Alam takambang jadi guru adalah salah satu pepatah yang berasal dari Minangkabau. Mereka meyakini bahwa alam merupakan guru kehidupan sehari-hari manusia. Alam tak hanya sekadar tempat hidup manusia, tetapi juga mengajari lewat pengalaman, nilai-nilai hidup, dan keselarasan.
Bagaimana makna lengkap dari pepatah alam takambang jadi guru? Simak ulasan lengkapnya dalam artikel ini ya, Kawan GNFI!

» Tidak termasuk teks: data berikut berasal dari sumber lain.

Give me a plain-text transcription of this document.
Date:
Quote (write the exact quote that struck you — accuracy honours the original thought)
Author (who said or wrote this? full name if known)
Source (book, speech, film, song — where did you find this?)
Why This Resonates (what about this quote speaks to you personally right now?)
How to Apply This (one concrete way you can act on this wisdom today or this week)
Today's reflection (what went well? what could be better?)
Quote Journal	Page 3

Makna Alam Takambang Jadi Guru
Dalam buku Alam Terkembang Jadi Guru: Adat dan Kebudayaan Minangkabau karya A. A. Navis (1984), orang Minangkabau menamakan tanah airnya sebagai Alam Minangkabau.
Alam yang terbentang luas membentuk pandangan hidup mereka. Alam ini tidak hanya mencakup lingkungan fisik, tetapi juga spiritualitas yang mendalam, yang melibatkan hubungan manusia dengan alam dan sesama.
A. A. Navis menulis dalam bukunya itu, “Semua unsur alam yang berbeda kadar dan perannya itu saling berhubungan, tetapi tidak saling mengikat; saling berbenturan, tetapi tidak saling melenyapkan; saling mengelompok, tetapi tidak saling meleburkan.”
Tiap-tiap unsur alam hidup dengan eksistensinya dalam suatu harmoni, tetapi dinamis sesuai dengan dialektika alam yang mereka namakan bakarano bakajadian (bersebab dan berakibat).
Hal ini lantas menjadi pandangan hidup masyarakat Minangkabau yang berguru dari alam.
Panakiak pisau sirawik
Ambiak galah batang lintabuang
Silodang ambiak ka niru
Nansatitiak jadikan lauik
Nansakapa jadikan gunuang
Alam takambang jadi guru
penakik pisau siraut
ambil galah batang lintabung
selodang ambil untuk niru
yang setitik jadikan laut
yang sekepal jadikan gunung
alam takambang jadi guru
Pepatah tersebut mengandung dua pesan, yakni kewajiban manusia untuk belajar dari alam sepanjang hayat dan alam beserta isinya merupakan rahmat dari Tuhan untuk mengembangkan potensi diri setiap manusia. Setiap unsur alam, sekecil apa pun, memiliki peran besar jika dimanfaatkan dengan bijaksana.
Penerapan Alam Takambang Jadi Guru
Dilansir dari jurnal bertajuk Alam Takambang Jadi Guru: Menelisik Falsafah Pendidikan Berbasis Kearifan Lokal di Minangkabau oleh Dadi Satria dan Wening Rahayu (2022), pepatah ini memberikan pengaruh besar terhadap pola pendidikan, khususnya bagi masyarakat Minangkabau.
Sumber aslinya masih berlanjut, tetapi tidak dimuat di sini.